When a child is diagnosed with cancer, life is forever changed. Families face many challenges, including uncertainty, restrictions or disruptions in their daily life, increased psychological stress, lengthy and rigorous treatment regimens, and multiple losses.

For siblings of children with cancer, coping with these new challenges can be particularly stressful, especially during periods when their brother or sister is hospitalized or very ill. Siblings are often confused and disoriented by a range of emotions that erupt at various points throughout the cancer journey. Depending on the situation, these emotions of sadness, joy, jealousy, fear, anger, and anxiety. Depending on their age, they may not be able to articulate these emotions with ease. And sometimes, when asked, they may even deny these emotions exist. They may not want to burden their parent with their troubles or they simply may not understand the emotions as they present themselves. Even with the best possible support from family and friends, siblings may experience a loss of the family way of life and/or a loss of self within the family. It is a confusing and stressful time that may last throughout treatment and even well into survivorship. 

Children’s Cancer Network is committed to family-centered care which is essential for each member of the family battling childhood cancer. Intentional focus on each individual member of the family is important as well. For siblings, Children’s Cancer Network is pleased to offer an internationally recognized program by the name of Sibshops. 
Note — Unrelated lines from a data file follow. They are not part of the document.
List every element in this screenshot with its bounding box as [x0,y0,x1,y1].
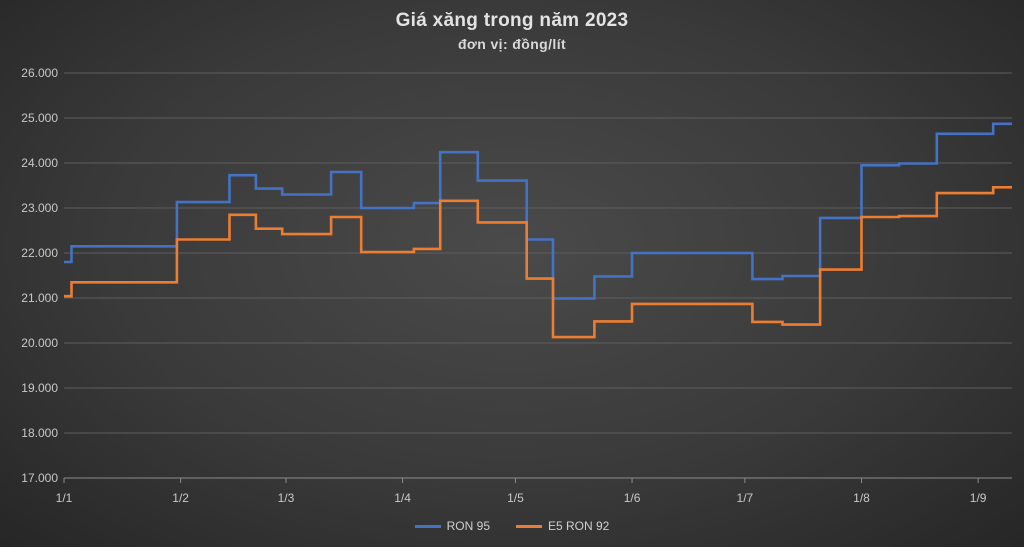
legend-swatch-e5-ron92 [516,524,542,528]
series-line-ron95 [64,122,1012,300]
x-tick-label: 1/5 [507,491,524,505]
series-lines [64,122,1012,339]
x-tick-label: 1/6 [624,491,641,505]
y-tick-label: 18.000 [21,426,58,440]
legend: RON 95 E5 RON 92 [0,519,1024,533]
legend-swatch-ron95 [414,524,441,528]
y-tick-label: 26.000 [21,66,58,80]
y-tick-label: 22.000 [21,246,58,260]
chart-subtitle: đơn vị: đồng/lít [457,36,567,52]
x-tick-label: 1/1 [56,491,73,505]
y-tick-label: 24.000 [21,156,58,170]
y-tick-label: 21.000 [21,291,58,305]
x-tick-label: 1/9 [970,491,987,505]
x-tick-label: 1/3 [278,491,295,505]
legend-label-e5-ron92: E5 RON 92 [548,519,610,533]
chart-title: Giá xăng trong năm 2023 [395,10,629,31]
series-line-e5-ron92 [64,186,1012,339]
y-tick-label: 20.000 [21,336,58,350]
y-tick-label: 23.000 [21,201,58,215]
legend-item-e5-ron92: E5 RON 92 [516,519,609,533]
legend-label-ron95: RON 95 [446,519,490,533]
axes: 17.000 18.000 19.000 20.000 21.000 22.000 23.0… [21,66,1012,505]
x-tick-label: 1/4 [394,491,411,505]
y-tick-label: 25.000 [21,111,58,125]
y-tick-label: 19.000 [21,381,58,395]
grid-lines [64,72,1012,434]
x-tick-label: 1/7 [737,491,754,505]
x-tick-label: 1/8 [853,491,870,505]
chart-header: Giá xăng trong năm 2023 đơn vị: đồng/lít [0,10,1024,52]
x-tick-label: 1/2 [172,491,189,505]
y-tick-label: 17.000 [21,471,58,485]
legend-item-ron95: RON 95 [414,519,490,533]
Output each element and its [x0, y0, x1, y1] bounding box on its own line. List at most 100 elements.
According to the Sibling Support Project, Sibshops provide young brothers and sister peer support and information in a lively, recreational setting. For the adults who run them and for the agencies that sponsor them, Sibshops are evidence of their loving concern for the family member who will have the longest-lasting relationship with a person who has a disability. However, for the kids who attend them, Sibshops are lively, pedal-to-the-metal events where they will:

  • Meet other siblings
  • Have fun
  • Talk about the good and not-so-good parts of having a sib with special needs with others who “get it”
  • Play some great games
  • Learn how other brother and sisters handle sticky situations sometimes faced by brothers and sisters
  • Laugh
  • Learn about the services their brothers and sister receive
  • Have some more fun

Children’s Cancer Network is pleased to offer Sibshops specifically for siblings of children with childhood cancer throughout the year.